I democratici rimasti senza bussola

Tre settimane dopo i congressi di scioglimento della Margherita e dei Ds qualche considerazione in più va fatta per capire il percorso, ancora incerto e confuso, verso il partito democratico. La cosa che più ci colpisce è che dopo dodici anni di lavoro, di cui sette passati al governo, dietro il futuribile Partito democratico c'è un pensiero politico debole. Tanto debole da lasciare sconcertati anche quanti lo vedono di buon occhio.
Se si legge attentamente il manifesto scritto dai dodici saggi si comprende come quel partito è ancora tutto da costruire nel suo profilo culturale e politico. Quel manifesto, infatti, nella sua genericità può essere firmato pressoché da tutti. Non c'è alcuna idea-forza, a stento vengono richiamate le proprie radici mentre ci sono buchi neri in ordine a questioni di grande rilevanza quali, ad esempio, il rapporto tra Stato-mercato e democrazia e tra globalizzazione, finanziarizzazione e sviluppo. Per non parlare del silenzio nel rapporto tra istituzioni-partiti e democrazia in un Paese come il nostro che in questi quattordici anni ha creato sistemi elettorali profondamente diversi tra le realtà locali (presidenziali) e quelle nazionali (un maggioritario mescolato ad un proporzionalismo). Entrambi i sistemi, poi, denunciano delle gravi anomalie democratiche. Nelle Regioni e nei Comuni se il presidente o il sindaco si dimette vengono sciolti anche i consigli regionali e comunali, unico caso tra i vari presidenzialismi presenti nel mondo. Sul piano nazionale, invece, si parla di democrazia parlamentare, ma siamo l'unico Paese in cui il Parlamento non decide nulla perché le alleanze politiche vengono fatte in cabina elettorale con l'indicazione di un premier senza i poteri di un presidente eletto direttamente. Insomma oscilliamo tra un presidenzialismo locale anomalo e un parlamentarismo annacquato. E su tutto ciò il silenzio dei democratici è assordante.

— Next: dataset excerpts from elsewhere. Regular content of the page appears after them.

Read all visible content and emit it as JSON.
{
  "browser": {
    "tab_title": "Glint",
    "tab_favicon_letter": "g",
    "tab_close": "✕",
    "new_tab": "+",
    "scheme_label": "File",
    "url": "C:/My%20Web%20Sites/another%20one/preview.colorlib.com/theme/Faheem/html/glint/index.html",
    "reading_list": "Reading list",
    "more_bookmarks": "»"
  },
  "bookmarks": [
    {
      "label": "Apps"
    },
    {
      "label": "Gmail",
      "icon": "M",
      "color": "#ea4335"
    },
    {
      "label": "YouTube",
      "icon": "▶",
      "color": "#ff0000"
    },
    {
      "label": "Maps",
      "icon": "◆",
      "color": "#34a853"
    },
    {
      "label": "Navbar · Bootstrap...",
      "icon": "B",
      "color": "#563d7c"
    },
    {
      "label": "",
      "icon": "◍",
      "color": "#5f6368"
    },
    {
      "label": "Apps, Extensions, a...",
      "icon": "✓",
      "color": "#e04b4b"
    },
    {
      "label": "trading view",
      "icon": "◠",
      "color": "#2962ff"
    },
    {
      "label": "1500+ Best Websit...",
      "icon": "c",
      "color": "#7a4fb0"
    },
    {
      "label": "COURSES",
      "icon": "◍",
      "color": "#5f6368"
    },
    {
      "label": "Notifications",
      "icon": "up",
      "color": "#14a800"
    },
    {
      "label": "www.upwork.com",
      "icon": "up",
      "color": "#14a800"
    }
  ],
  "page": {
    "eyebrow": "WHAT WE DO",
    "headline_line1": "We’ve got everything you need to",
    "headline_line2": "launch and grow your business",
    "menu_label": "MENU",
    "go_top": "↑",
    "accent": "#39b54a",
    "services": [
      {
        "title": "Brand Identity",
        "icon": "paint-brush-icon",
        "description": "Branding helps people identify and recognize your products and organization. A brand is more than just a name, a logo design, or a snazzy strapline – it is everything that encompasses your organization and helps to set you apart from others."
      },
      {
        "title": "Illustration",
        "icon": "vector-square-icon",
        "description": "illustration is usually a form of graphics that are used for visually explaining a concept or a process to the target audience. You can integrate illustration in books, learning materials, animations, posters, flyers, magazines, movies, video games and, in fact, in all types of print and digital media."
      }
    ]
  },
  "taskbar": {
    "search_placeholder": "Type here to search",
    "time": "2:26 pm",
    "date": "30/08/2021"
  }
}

Nel manifesto, infine, sembra emergere un tentativo pericoloso, quello di sostituire la democrazia dei partiti con il famoso popolo delle primarie. A questo popolo e non agli iscritti ai partiti si darebbe il diritto di scegliere i dirigenti e i candidati del Partito democratico (una testa, un voto) salvo poi a impedirgli di scegliere con il voto di preferenza deputati e senatori che restano designati, invece, papalinamente dalle ristrette oligarchie con le liste bloccate. Ma quale democrazia si vuole così costruire? Confusioni, vuoti, contraddizioni di un manifesto generico sono stati colti anche dai due congressi dei Ds e della Margherita che non a caso non lo hanno neanche discusso. Un pensiero politico debolissimo, dunque, salvo la certezza messianica di fare un «partito nuovo» che evoca una prosa togliattiana della fine degli anni '40. Un po' poco, in verità, dopo dodici anni di dibattiti il cui risultato sinora è solo la domanda angosciosa di chi sarà il leader di questo futuro partito. Anche questa ossessione di un modello leaderistico evoca un'inclinazione ad un tempo elitaria e populista (società civile contrapposta ai militanti dei partiti e rapporto diretto tra il leader e il popolo). Può darsi che la nostra analisi sia sbagliata e che, come spesso capita nella vita, si sa prima ciò che non si vuole e poi il resto. Un sistema un po' bizzarro, in verità, per chi vuole fondare un nuovo partito. Ciò che risulta chiaro, invece, è che gran parte dei democratici di sinistra può più facilmente trasformarsi in neo-democristiani (e la cosa ci lusinga) che non in socialisti. Si comprende bene, allora, l'iniziativa dei Mussi, dei Salvi, degli Angius e della metà circa dei dirigenti di prima fila della Cgil che puntano ad una nuova area del socialismo democratico.


Mesi difficili, dunque, attendono i Ds e la Margherita ma sembra che nessuno ancora abbia nelle mani una bussola capace di indicare una strada lungo la quale far crescere un pensiero politico forte, un gruppo dirigente intercambiabile nelle sue funzioni e una selezione darwiniana dei parlamentari italiani ripristinando il voto di preferenza. Spiace dirlo ma fuori da queste condizioni e con la possibile confluenza anche di Di Pietro la confusione sarà massima e sarà sempre più difficile comprendere la parola «democratico».